As in previous games in the series, you're not strictly limited to MX bikes and ATVs here, with UTVs, buggies, and sport trucks also on offer. If you want to see most of the changes made to this year's game, though, you'll want to stick to the vehicles in the game's title, with the large, enclosed rides not giving you the new, improved Reflex experience.
Terrain deformation is handled well in Reflex, with your vehicles cutting grooves into the muddy track surfaces. These aren't purely cosmetic, either, with the churned up ground having an effect on your vehicle's handling, throwing you off course. This is great in the bikes and ATVs, but get behind the wheel of a sport truck and the slightly rough terrain will have almost no impact, making the whole thing feel disappointingly similar to the previous game in the series.

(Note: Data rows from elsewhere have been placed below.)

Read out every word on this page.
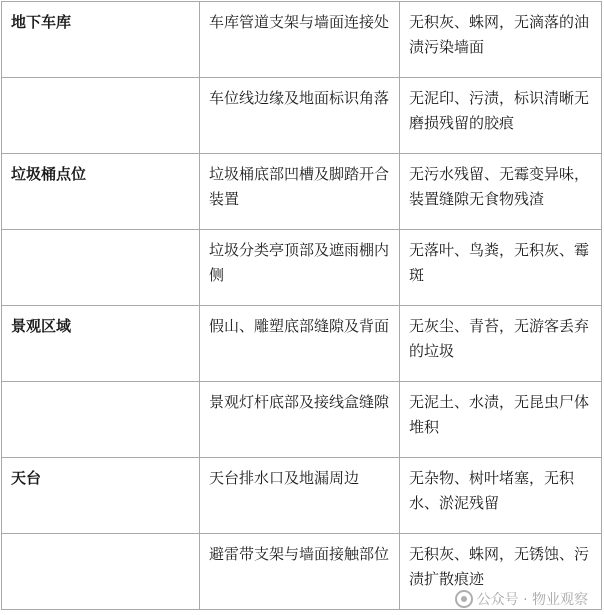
地下车库	车库管道支架与墙面连接处	无积灰、蛛网，无滴落的油渍污染墙面
	车位线边缘及地面标识角落	无泥印、污渍，标识清晰无磨损残留的胶痕
垃圾桶点位	垃圾桶底部凹槽及脚踏开合装置	无污水残留、无霉变异味，装置缝隙无食物残渣
	垃圾分类亭顶部及遮雨棚内侧	无落叶、鸟粪，无积灰、霉斑
景观区域	假山、雕塑底部缝隙及背面	无灰尘、青苔，无游客丢弃的垃圾
	景观灯杆底部及接线盒缝隙	无泥土、水渍，无昆虫尸体堆积
天台	天台排水口及地漏周边	无杂物、树叶堵塞，无积水、淤泥残留
	避雷带支架与墙面接触部位	无积灰、蛛网，无锈蚀、污渍扩散痕迹
公众号 · 物业观察
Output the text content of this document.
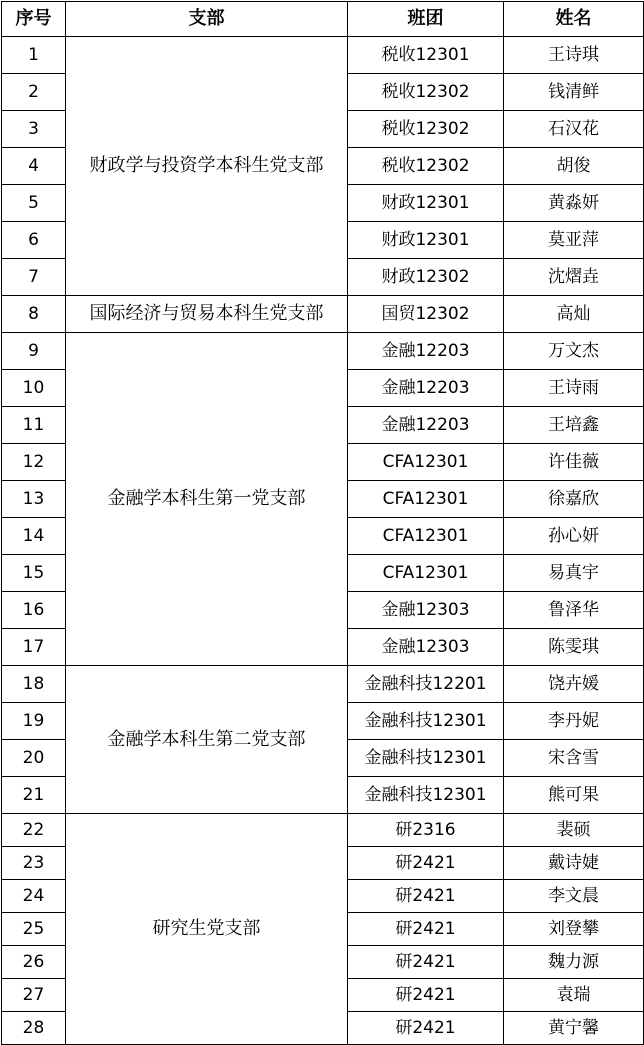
序号	支部	班团	姓名
1	财政学与投资学本科生党支部	税收12301	王诗琪
2		税收12302	钱清鲜
3		税收12302	石汉花
4		税收12302	胡俊
5		财政12301	黄淼妍
6		财政12301	莫亚萍
7		财政12302	沈熠垚
8	国际经济与贸易本科生党支部	国贸12302	高灿
9	金融学本科生第一党支部	金融12203	万文杰
10		金融12203	王诗雨
11		金融12203	王培鑫
12		CFA12301	许佳薇
13		CFA12301	徐嘉欣
14		CFA12301	孙心妍
15		CFA12301	易真宇
16		金融12303	鲁泽华
17		金融12303	陈雯琪
18	金融学本科生第二党支部	金融科技12201	饶卉媛
19		金融科技12301	李丹妮
20		金融科技12301	宋含雪
21		金融科技12301	熊可果
22	研究生党支部	研2316	裴硕
23		研2421	戴诗婕
24		研2421	李文晨
25		研2421	刘登攀
26		研2421	魏力源
27		研2421	袁瑞
28		研2421	黄宁馨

The same is true of the new Reflex handling system. While the left analogue stick is naturally mapped to your vehicle's steering, the right stick often needs to be used in combination, shifting your rider's body weight independently to the steering. On a bike or ATV this works brilliantly, giving you the ability to corner more tightly and remain on your ride after a slightly uneven landing. It's in the bigger vehicles, again, where it doesn't work as well - simply because you're no longer playing as an exposed guy on top of a piece of motorised metal.
Part of what makes off-road racing so much fun is the uneven terrain and the seat-of-your-pants bouncing around, but Reflex's physics system throws in a few unexpected spills that occasionally ruin the fun. You might be skilfully riding over a bumpy piece of track, handling your bike with the precision of a pro, and all of a sudden your ride will flip into the air and spin uncontrollably. You haven't just ploughed into a rock, but just another piece of track that looked identical to what you had previously been able to skim across quite gracefully. Without any sense to these crashes, races in Reflex can be quite frustrating at times.